If there’s one thing that can ruin a beautiful summer’s day, it’s smog. Whether linked to wildfire smoke or not, this air pollution isn’t just unpleasant. It can lead to serious health problems. We’re not immune to smog in winter either, especially in regions where many people use wood-burning fireplaces.

Smog is a toxic mixture of tropospheric ozone, a highly irritating gas produced by human activity, and tiny particulate matter. Together, they form a type of dry fog, which can give a yellowish filter to the ambient air.

In the short term, smog affects people already at risk, such as seniors and people with pre-existing heart or respiratory conditions, such as asthma. Smog is recognized as the cause of thousands of premature deaths every year. Over the long term, even very healthy people can develop problems such as chronic bronchitis, lung cancer, and cardiovascular disease.

These health problems from smog exposure can largely be avoided by knowing how to protect yourself from smog. Here are nine tips to help you do just that.

Staying Informed

The first strategy is checking the air quality index.
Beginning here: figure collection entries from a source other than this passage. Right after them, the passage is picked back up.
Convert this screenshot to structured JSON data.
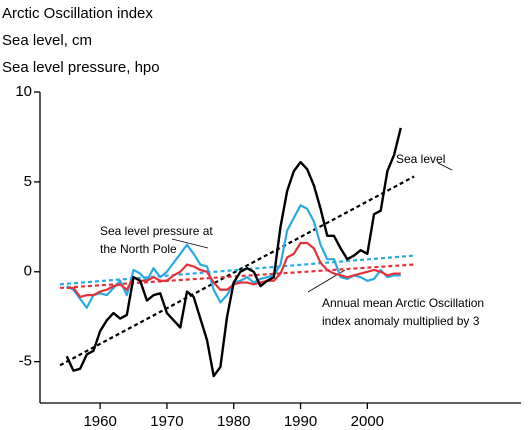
{
  "chart_data": {
    "type": "line",
    "titles": [
      "Arctic Oscillation index",
      "Sea level, cm",
      "Sea level pressure, hpo"
    ],
    "x": [
      1955,
      1956,
      1957,
      1958,
      1959,
      1960,
      1961,
      1962,
      1963,
      1964,
      1965,
      1966,
      1967,
      1968,
      1969,
      1970,
      1971,
      1972,
      1973,
      1974,
      1975,
      1976,
      1977,
      1978,
      1979,
      1980,
      1981,
      1982,
      1983,
      1984,
      1985,
      1986,
      1987,
      1988,
      1989,
      1990,
      1991,
      1992,
      1993,
      1994,
      1995,
      1996,
      1997,
      1998,
      1999,
      2000,
      2001,
      2002,
      2003,
      2004,
      2005
    ],
    "series": [
      {
        "color": "#29abe2",
        "values": [
          -0.8,
          -1.0,
          -1.5,
          -2.0,
          -1.3,
          -1.2,
          -1.3,
          -0.9,
          -0.5,
          -1.3,
          0.1,
          -0.1,
          -0.5,
          0.2,
          -0.3,
          0.0,
          0.5,
          1.0,
          1.5,
          1.0,
          0.4,
          0.3,
          -1.0,
          -1.7,
          -1.3,
          -0.6,
          -0.5,
          -0.3,
          -0.6,
          -0.4,
          -0.3,
          -0.2,
          0.4,
          2.3,
          3.0,
          3.7,
          3.5,
          2.8,
          1.5,
          0.7,
          0.7,
          -0.3,
          -0.4,
          -0.2,
          -0.3,
          -0.5,
          -0.4,
          0.1,
          -0.3,
          -0.2,
          -0.2
        ]
      },
      {
        "color": "#e5323a",
        "values": [
          -0.9,
          -0.9,
          -1.4,
          -1.3,
          -1.3,
          -1.1,
          -1.0,
          -0.8,
          -0.7,
          -1.0,
          -0.3,
          -0.5,
          -0.5,
          -0.3,
          -0.5,
          -0.5,
          -0.2,
          0.0,
          0.4,
          0.3,
          0.1,
          0.0,
          -0.6,
          -1.0,
          -1.0,
          -0.7,
          -0.6,
          -0.6,
          -0.7,
          -0.6,
          -0.5,
          -0.5,
          -0.1,
          0.8,
          1.0,
          1.6,
          1.6,
          1.3,
          0.5,
          0.1,
          -0.1,
          -0.2,
          -0.3,
          -0.2,
          -0.1,
          0.0,
          0.1,
          0.0,
          -0.2,
          -0.1,
          -0.1
        ]
      },
      {
        "color": "#000000",
        "values": [
          -4.7,
          -5.5,
          -5.4,
          -4.6,
          -4.4,
          -3.3,
          -2.7,
          -2.3,
          -2.6,
          -2.4,
          -0.3,
          -0.5,
          -1.6,
          -1.3,
          -1.2,
          -2.3,
          -2.7,
          -3.1,
          -1.1,
          -1.4,
          -2.6,
          -3.8,
          -5.8,
          -5.3,
          -2.5,
          -0.6,
          0.0,
          0.2,
          0.0,
          -0.8,
          -0.5,
          -0.3,
          2.5,
          4.5,
          5.6,
          6.1,
          5.7,
          4.8,
          3.5,
          2.0,
          2.0,
          1.3,
          0.7,
          0.9,
          1.2,
          1.0,
          3.2,
          3.4,
          5.6,
          6.5,
          8.0
        ]
      }
    ],
    "trends": [
      {
        "color": "#000000",
        "x": [
          1954,
          2007
        ],
        "values": [
          -5.2,
          5.3
        ]
      },
      {
        "color": "#29abe2",
        "x": [
          1954,
          2007
        ],
        "values": [
          -0.7,
          0.9
        ]
      },
      {
        "color": "#e5323a",
        "x": [
          1954,
          2007
        ],
        "values": [
          -0.9,
          0.4
        ]
      }
    ],
    "annotations": [
      [
        "Sea level"
      ],
      [
        "Sea level pressure at",
        "the North Pole"
      ],
      [
        "Annual mean Arctic Oscillation",
        "index anomaly multiplied by 3"
      ]
    ],
    "xlim": [
      1951,
      2023
    ],
    "xticks": [
      1960,
      1970,
      1980,
      1990,
      2000
    ],
    "ylim": [
      -7.3,
      10
    ],
    "yticks": [
      -5,
      0,
      5,
      10
    ]
  }
}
You can consult government information sites or your favourite weather platform.

To the naked eye, summer smog caused by cars and heat may look the same as smog caused by forest fires. But they don’t have the same effect on your lungs. Moreover, the difference between regular cloud cover and smog can be difficult to discern depending on weather conditions. To be sure of air quality and how to protect yourself, it’s best to consult a reliable information site.

Recognizing Symptoms

When in doubt, you should also recognize the symptoms caused by exposure to smog. If you have symptoms, you’ll know it’s time to put on a mask or go back indoors.

The most common symptoms are headache, irritated sinuses, runny eyes and nose, sore throat, and mild cough. Yes, these symptoms are similar to those of seasonal allergies. Remember that even if it’s just a simple allergy, staying indoors in a place with good air quality can also help!


Do not hesitate to consult a healthcare professional in the case of more severe symptoms such as wheezing, dizziness, shortness of breath, chest pain, a severe cough, or heart palpitations.

Close the Windows

This is one of the first rules of smoggy weather. Make sure you close all the windows in your home. The same goes for your car.

If you’re too hot, use a fan or air conditioner. Closing windows at night is crucial to avoid exposure while you sleep.

Getting a Good Air Conditioner With a Good Filter

During the height of summer, if you have to close the windows, you’ll want to have an air conditioner so you don’t get too hot.

But not all air conditioners are created equal! Make sure you have a high-quality filter. Ideally, during smoggy periods, your air conditioner should use indoor air rather than outdoor air to limit the entry of pollutants. This applies just as much to an air conditioner in your home as to your car’s air conditioning.

Use an Air Purifier

Consider using an air purifier or an air exchanger for the best possible indoor air quality. In addition to preventing you from breathing smog-related pollutants, air purifiers can reduce the number of allergens such as pollen and certain viruses and bacteria.

However, air purifiers must be fitted with a HEPA 13 or 14 filter to be truly effective. There are many devices called air purifiers that are not very effective.

Beware of Drafts

Draught-proofing is often mentioned as a way to save on home heating in winter or air conditioning in summer. It’s normal: if there’s a draft, it’s because the outside air enters the house.

And if the air gets in, so do the pollutants! That’s why we recommend tightly caulking windows and doors. In summer, you can roll a damp towel at the bottom of the doors to keep the air out.

Wear a Mask

When the smog index is high, it’s best to stay indoors. If you absolutely must go out or your work requires you to be outside, use a mask to reduce exposure.

The surgical masks that became the norm with the Covid-19 pandemic don’t work against micro-particles. Industrial-grade masks must be used, and they must fit snugly. This type of mask makes breathing more challenging, which can be problematic for people with pre-existing breathing issues. If this is your case, it’s best to stay indoors.

Taking Care of Your Respiratory Health

The short-term effects of smog will be much less distressing if you take care of your lungs. Unsurprisingly, the first step is to stop smoking and avoid second-hand smoke. Cardio exercise, including brisk walking, will increase your lung capacity.

Of course, avoid exercising outdoors or any outdoor activities in smoggy conditions. Train indoors, or wait for days when the air quality is good.

Stay Well Hydrated

With the heat and smog, staying well-hydrated in summer is essential. You’ll feel you can breathe better, and it’ll cool your throat if it’s irritated by pollutants.

We may tend to drink less water in winter because we don’t sweat as much. And yet, with the cold, there’s also a certain amount of dehydration, not to mention the dehydration caused by the dry air from heating. In short, summer and winter alike, make sure you drink enough water to help relieve the effects of smog.

Finally, our lifestyle significantly impacts the presence of smog itself and our capacity for resilience. In the interests of prevention, it’s best to take certain precautions, such as avoiding outdoor fires or burning fallen leaves. Whenever possible, use public transport or active transportation to reduce the amount of pollutants produced by cars. Finally, remember to take care of yourself!